If the commandment of God as recorded in 2 Kings 14:6 had not actually existed in the Torah, or Pentateuch, during the reign of that proud, arrogant, rebellious ruler, king Amaziah, there is no possibility whatever that he would have spared the children of those who murdered his father.

Those who vainly attempt to make the law given in 2 Kings 14:6 a "later development" point out that Joshua had put to death the whole family of Achan; but the cases are not parallel. Achan's family could not have failed to know of his sin, and they were, therefore, participants after the fact in his guilt. And besides that, Moses was the great Lawgiver, not Joshua. Joshua also made a covenant with the Gittites contrary to the Law of Moses.

Our sacred text here flatly declares that the commandment mentioned in 2 Kings 14:6 came from the Law of Moses, but, in spite of that, Raymond Calkins wrote that, "The historian here quotes a law which only later came into existence."[4] All believers should reject such denials of Biblical text.

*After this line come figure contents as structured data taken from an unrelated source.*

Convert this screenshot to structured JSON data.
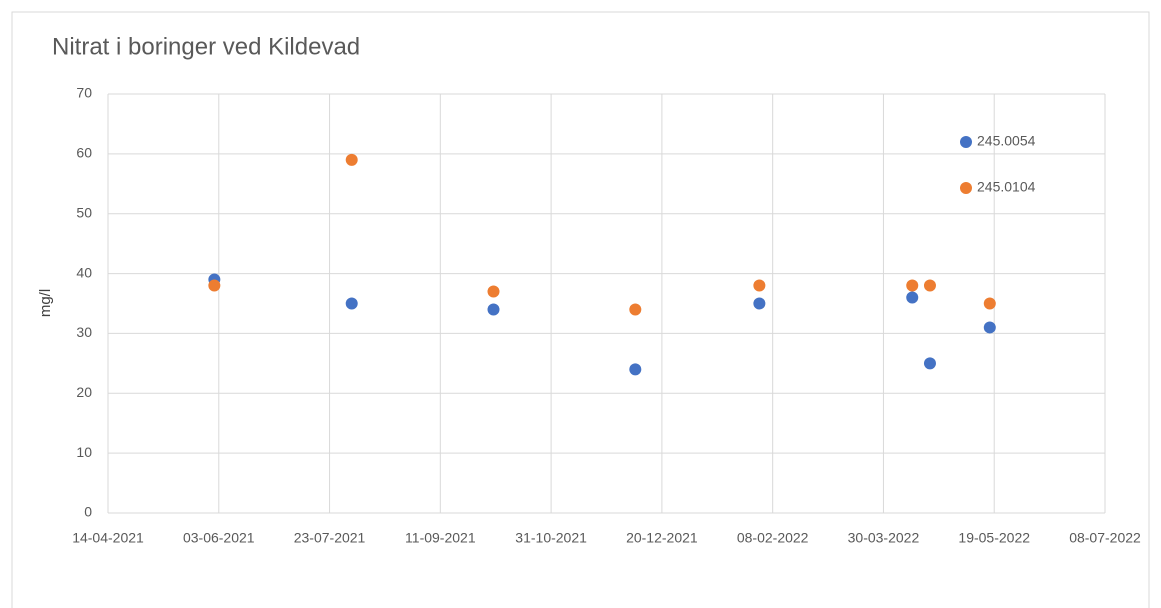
{
  "chart_data": {
    "type": "scatter",
    "title": "Nitrat i boringer ved Kildevad",
    "y_label": "mg/l",
    "x": [
      "01-06-2021",
      "02-08-2021",
      "05-10-2021",
      "08-12-2021",
      "02-02-2022",
      "12-04-2022",
      "20-04-2022",
      "17-05-2022"
    ],
    "series": [
      {
        "name": "245.0054",
        "color": "#4472c4",
        "values": [
          39,
          35,
          34,
          24,
          35,
          36,
          25,
          31
        ]
      },
      {
        "name": "245.0104",
        "color": "#ed7d31",
        "values": [
          38,
          59,
          37,
          34,
          38,
          38,
          38,
          35
        ]
      }
    ],
    "xlim": [
      "14-04-2021",
      "08-07-2022"
    ],
    "xticks": [
      "14-04-2021",
      "03-06-2021",
      "23-07-2021",
      "11-09-2021",
      "31-10-2021",
      "20-12-2021",
      "08-02-2022",
      "30-03-2022",
      "19-05-2022",
      "08-07-2022"
    ],
    "ylim": [
      0,
      70
    ],
    "yticks": [
      0,
      10,
      20,
      30,
      40,
      50,
      60,
      70
    ],
    "grid": true,
    "legend": "top-right"
  }
}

For any believer to allow a fallible (and sinful) human being to deny what the Bible plainly declares is the modern equivalent of the mistake that Eve made when she allowed Satan to convince her that what the Lord had said was untrue.

Cook pointed out that there is a strange parallel in the lives of Amaziah and his father Joash. "Both were zealous for Jehovah in the earlier portions of their reigns, but in the latter part fell away. Both disregarded the rebukes of prophets; and both, having forsaken God, were in the end conspired against and slain."[5]

"He did according to all that Joash his father had done" (2 Kings 14:3). His father was an apostate from God, and so was Amaziah. In the parallel account in 2 Chronicles 25:14ff, it is written that he brought back the pagan gods from Edom and worshipped them. "That sin of Amaziah was so ridiculous as to be almost unbelievable. But how believable or rational is any sin?"[6]

"He slew in the Valley of Salt ten thousand, and took Sela by war" (2 Kings 14:7). That is not all that he did. Josephus tells us how he, "Took many prisoners alive, whom he brought to a great rock which is in Arabia, and he threw them down headlong."[7] It appears that Amaziah became almost insane with egotistical pride. Again from Josephus, "He was puffed up and began to overlook God who had given him the victory."[8] "Sela mentioned in this verse is the same as ancient Petra, the great stronghold of the Edomites."[9]